Chacune des productions de cette édition 2015 mériterait un commentaire spécifique, tant les atmosphères, les musiques, les styles de direction d’acteurs sont contrastés. Je me contente ici d’un seul exemple : les répétitions de Iolanta de Tchaïkovski et Perséphone de Stravinski. Le choix des deux ouvrages est délibéré : deux œuvres plutôt méconnues de compositeurs majeurs, deux œuvres magnifiques travaillées ici dans le sens d’une profonde intériorité et d’une dimension spirituelle bouleversante.

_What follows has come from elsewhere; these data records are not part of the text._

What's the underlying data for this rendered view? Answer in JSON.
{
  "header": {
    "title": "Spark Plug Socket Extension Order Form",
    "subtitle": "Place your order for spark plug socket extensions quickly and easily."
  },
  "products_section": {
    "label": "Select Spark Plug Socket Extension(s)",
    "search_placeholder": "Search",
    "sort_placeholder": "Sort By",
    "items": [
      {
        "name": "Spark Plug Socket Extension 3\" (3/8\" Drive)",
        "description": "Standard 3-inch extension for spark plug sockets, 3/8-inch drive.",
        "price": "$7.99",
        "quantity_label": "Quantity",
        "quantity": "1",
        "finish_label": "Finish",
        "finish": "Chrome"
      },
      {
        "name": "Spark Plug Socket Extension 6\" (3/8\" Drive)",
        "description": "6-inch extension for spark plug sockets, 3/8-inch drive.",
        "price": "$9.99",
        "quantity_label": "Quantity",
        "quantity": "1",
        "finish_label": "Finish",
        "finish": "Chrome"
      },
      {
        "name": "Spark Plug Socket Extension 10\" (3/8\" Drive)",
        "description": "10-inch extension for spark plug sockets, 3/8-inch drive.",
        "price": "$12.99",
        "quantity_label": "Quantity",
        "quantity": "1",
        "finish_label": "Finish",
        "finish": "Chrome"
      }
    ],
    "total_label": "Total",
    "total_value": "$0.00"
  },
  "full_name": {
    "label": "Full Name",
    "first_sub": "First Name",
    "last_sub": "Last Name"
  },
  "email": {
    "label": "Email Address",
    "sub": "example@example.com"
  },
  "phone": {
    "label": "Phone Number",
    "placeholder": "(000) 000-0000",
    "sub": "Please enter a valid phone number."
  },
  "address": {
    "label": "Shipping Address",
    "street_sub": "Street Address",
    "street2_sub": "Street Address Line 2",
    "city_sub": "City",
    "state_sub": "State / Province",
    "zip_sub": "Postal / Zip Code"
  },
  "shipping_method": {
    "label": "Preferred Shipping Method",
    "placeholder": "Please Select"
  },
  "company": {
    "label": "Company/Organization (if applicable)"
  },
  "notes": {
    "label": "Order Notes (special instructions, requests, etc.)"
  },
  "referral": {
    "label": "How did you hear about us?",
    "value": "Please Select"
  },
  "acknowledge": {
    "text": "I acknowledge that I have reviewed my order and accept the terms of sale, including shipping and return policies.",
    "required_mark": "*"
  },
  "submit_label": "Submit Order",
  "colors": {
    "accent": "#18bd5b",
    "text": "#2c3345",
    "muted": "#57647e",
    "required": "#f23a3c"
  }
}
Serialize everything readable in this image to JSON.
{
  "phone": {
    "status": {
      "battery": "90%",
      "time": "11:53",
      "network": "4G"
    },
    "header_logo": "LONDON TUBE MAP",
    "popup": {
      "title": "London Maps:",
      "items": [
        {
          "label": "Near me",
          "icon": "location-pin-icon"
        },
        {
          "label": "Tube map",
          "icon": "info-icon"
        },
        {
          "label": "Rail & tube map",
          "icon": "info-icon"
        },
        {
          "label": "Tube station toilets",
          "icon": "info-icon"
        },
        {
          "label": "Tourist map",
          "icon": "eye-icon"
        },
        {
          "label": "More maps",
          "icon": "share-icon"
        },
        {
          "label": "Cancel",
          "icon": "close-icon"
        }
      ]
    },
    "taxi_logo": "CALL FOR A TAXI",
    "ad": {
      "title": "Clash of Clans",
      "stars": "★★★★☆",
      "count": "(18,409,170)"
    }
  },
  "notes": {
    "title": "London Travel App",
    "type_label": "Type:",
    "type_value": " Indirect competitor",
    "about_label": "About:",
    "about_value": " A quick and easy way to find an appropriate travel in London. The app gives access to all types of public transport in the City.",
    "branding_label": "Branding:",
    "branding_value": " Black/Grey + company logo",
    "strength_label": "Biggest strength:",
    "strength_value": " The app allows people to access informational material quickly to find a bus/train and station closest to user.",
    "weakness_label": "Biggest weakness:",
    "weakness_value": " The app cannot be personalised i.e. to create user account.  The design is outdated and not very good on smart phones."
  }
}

Ces répétitions constituent pour tous les participants des moments inouïs. Tout d’abord en raison de l’investissement total de Peter Sellars et Teodor Currentzis, qui expriment leur passion et leur compréhension de ces deux pièces avec une chaleur et une intensité incroyables. Il faut voir et entendre comment dès la première répétition musicale, Teodor Currentzis habite chaque rôle, chaque scène, chaque mot, dans une relation fusionnelle avec ses interprètes. Il faut vivre également cette présence irradiante de Peter Sellars qui commente chaque situation, chaque phrase musicale auprès des solistes et du chœur.
Et surtout, il y a ce dialogue permanent entre les deux artistes qui va jusqu’à l’inversion des rôles : bien souvent, Teodor fait une suggestion de mise en scène, propose un geste plus expressif, et Peter se base à chaque instant sur la musique pour expliquer la dramaturgie de l’œuvre et construire sa mise en scène.
Bien sûr, ils ne se contentent pas de refaire la mise en scène de Madrid : ils sont occupés à livrer une nouvelle lecture, une nouvelle mise en scène de ces deux oeuvres, ils repensent en profondeur certains passages, adaptent la scénographie aux contraintes du lieu. C’est un travail de création authentique qu’ils nous proposent, à chaque instant !

Je voudrais que ceux et celles qui pensent que l’opéra est devenu aujourd’hui l’objet d’une dictature – c’est généralement aux metteurs en scène que l’on adresse cette critique ! – puissent vivre de tels moments qui nous redisent cette vérité fondamentale : l’opéra est avant tout un art du dialogue, de la compréhension mutuelle, un art qui exige le dépassement de soi dans la rencontre avec l’autre.

C’est certainement cette intensité dans le travail en commun qui donnera aux représentations de Iolanta et Perséphone leur dimension exceptionnelle.